Мистер. Они меня не поняли.
Ай-яй. Катя, познакомься, это Мистер. Это Катя. Катя, вот как раз у моего друга подходящее настроение.
Баба. Ты зря меня так принимаешь. Я не с кем угодно. Прямо обидел меня. Я с тобой, я же тебя помню!

Алина разделась окончательно, Вадик держит ее на весу, качается. Другие пары перекрывают их. Киса кидает кости, говорит: «Шеш-беш», перекидывает шашки и заодно вытаскивает у противника изо рта самодельную трубку, курнуть. Борюся спит лицом на железном столе, руки свесились до самой земли. Барон, мокрый, рубит и рубит веником воображаемых противников.

***

Ночной перрон в окне спящего купе замедляется, останавливается. Далекий заоконный голос гнусавит: «Пассажирский поезд номер двести девяносто шесть Новороссийск-Ростов прибыл на второй путь. В связи с опозданием стоянка поезда будет сокращена». Князь косится в окно со своей второй полки. Пожилая пара, навьюченная сумками, бежит мимо, переругиваясь на ходу. Поезд трогается. Закрытый на ночь киоск «Газеты-журналы» вплывает в окно на несколько секунд, затем картину разнообразят деревца за низким заборчиком, сонные одноэтажные домики. Князь поворачивается на спину и смотрит в потолок.

***

Лицо Ай-яя с закрытыми глазами. Скрип кроватной сетки и тяжелое дыхание, сдавленные взвизги. Ай-яй в ужасе открывает глаза, звук не исчезает.

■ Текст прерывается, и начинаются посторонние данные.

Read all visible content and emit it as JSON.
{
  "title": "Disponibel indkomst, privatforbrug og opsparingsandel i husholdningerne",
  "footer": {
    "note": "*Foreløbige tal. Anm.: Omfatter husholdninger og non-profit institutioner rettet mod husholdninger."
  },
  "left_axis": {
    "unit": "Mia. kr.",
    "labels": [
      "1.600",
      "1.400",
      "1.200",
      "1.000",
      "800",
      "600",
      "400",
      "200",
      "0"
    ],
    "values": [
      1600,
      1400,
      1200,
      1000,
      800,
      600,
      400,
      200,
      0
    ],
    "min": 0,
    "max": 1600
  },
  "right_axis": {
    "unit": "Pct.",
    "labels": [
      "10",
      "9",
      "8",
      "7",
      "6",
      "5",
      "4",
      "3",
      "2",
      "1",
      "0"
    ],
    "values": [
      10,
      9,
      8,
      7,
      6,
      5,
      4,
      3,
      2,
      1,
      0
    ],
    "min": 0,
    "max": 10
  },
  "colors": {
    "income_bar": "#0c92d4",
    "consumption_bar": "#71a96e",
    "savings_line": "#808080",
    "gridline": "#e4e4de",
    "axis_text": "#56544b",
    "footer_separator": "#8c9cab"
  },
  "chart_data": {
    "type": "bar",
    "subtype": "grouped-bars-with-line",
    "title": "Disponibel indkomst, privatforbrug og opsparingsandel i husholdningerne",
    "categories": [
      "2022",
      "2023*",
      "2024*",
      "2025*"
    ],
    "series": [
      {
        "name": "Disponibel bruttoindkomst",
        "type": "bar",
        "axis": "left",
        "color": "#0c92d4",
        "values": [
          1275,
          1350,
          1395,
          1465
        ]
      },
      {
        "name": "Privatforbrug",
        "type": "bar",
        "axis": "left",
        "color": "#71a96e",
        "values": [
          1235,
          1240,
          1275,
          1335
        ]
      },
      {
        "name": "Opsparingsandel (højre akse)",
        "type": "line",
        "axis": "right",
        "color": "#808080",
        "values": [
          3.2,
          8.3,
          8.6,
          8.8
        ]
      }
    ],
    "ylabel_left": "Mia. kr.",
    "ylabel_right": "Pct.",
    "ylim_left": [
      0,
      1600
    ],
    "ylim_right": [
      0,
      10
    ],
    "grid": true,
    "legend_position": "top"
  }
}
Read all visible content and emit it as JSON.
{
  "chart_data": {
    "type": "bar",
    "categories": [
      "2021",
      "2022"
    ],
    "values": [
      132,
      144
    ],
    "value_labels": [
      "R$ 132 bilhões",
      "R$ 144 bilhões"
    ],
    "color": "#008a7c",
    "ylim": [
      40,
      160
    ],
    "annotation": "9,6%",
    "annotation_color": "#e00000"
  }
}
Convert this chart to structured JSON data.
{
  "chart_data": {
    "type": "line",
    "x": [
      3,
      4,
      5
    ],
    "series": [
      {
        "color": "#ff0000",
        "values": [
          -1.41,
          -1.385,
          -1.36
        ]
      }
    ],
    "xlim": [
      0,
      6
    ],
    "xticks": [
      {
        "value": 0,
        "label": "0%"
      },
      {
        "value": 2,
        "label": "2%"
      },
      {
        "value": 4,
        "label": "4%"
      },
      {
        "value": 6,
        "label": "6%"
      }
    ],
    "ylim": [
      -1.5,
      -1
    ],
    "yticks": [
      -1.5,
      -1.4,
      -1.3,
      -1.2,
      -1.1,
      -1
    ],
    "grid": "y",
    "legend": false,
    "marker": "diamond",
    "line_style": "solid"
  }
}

Спиной к нему в узкой кровати дрыхнет Катя, теперь, когда одежда не прикрывает ее телес, она смотрится совсем неприглядно. Ай-яй медленно поворачивает голову. Белый фанерный потолок, шкаф с поломанной дверцей, вешалка у двери, пустая кровать. Серая рассветная дымка за окном. На третьей кровати происходит секс. Просто, тупо, классически. И без того продавленная сетка почти касается пола. Ай-яй осторожно садится в кровати, подбирает штаны. Его не замечают.

***

Он идет мимо дискотечной площадки с молчащими колонками, мимо большого навеса с телевизором и теннисными столами, мимо пустой волейбольной площадки.

***

Бодрый старичок лет шестидесяти в красных трусах делает зарядку на пирсе. Солнце еще не взошло, но море уже можно отделить от неба и прибрежных скал, мир окрашен в бесцветную гамму сирени и перламутра. Ай-яй издали хмуро смотрит на физкультурника, потом поворачивается, отходит вдоль берега и садится на большую каменюку. Зябко, конец августа, а куртки он не захватил, и теперь ежится, обхватывает себя руками, чтобы немного согреться. Восток чуть розовеет, но солнца всё нет. Невдалеке на берегу лежит на подстилке парочка, прикрытая одеялом, Ай-яй присматривается, щурясь, узнает. Диана и Ваня лежат лицами друг к другу, в одежде, легко обнявшись. Вряд ли они сейчас соображают, который час, сколько времени они провели здесь, и что вообще происходит на свете. Большие наушники лежат рядом, и тихие неземные голоса хора вплетаются в шуршанье волн о камни. Ай-яй смотрит, не отрываясь. Ваня касается рукой лица Дианы, так нежно, что между пальцами и щекой остается воздух. Чуть отводит руку и касается ее закрытых глаз, лба. Мы слышим их дыхание.


***

ФИНАЛЬНЫЕ ТИТРЫ.

#2 Всё тот же Лоск

Всё тот же Лоск

    Надежда российского киноискуства

  • Натуристы
  • 938 сообщений

Отправлено 25 August 2010 - 13:43

Спасибо,Жорж....

#3 Nikel

Nikel
  • Натуристы
  • 487 сообщений

Отправлено 26 August 2010 - 21:21

Многие персонажи скопированы с вполне реальных лиц. Кстати Ай-Ай в реальности на Куценко совсем не похож. Да и мало кто из персонажей похож на своих прообразов. Шамиров сам из этой тусни. Уж не знаю как после фильма его там встретили :) :).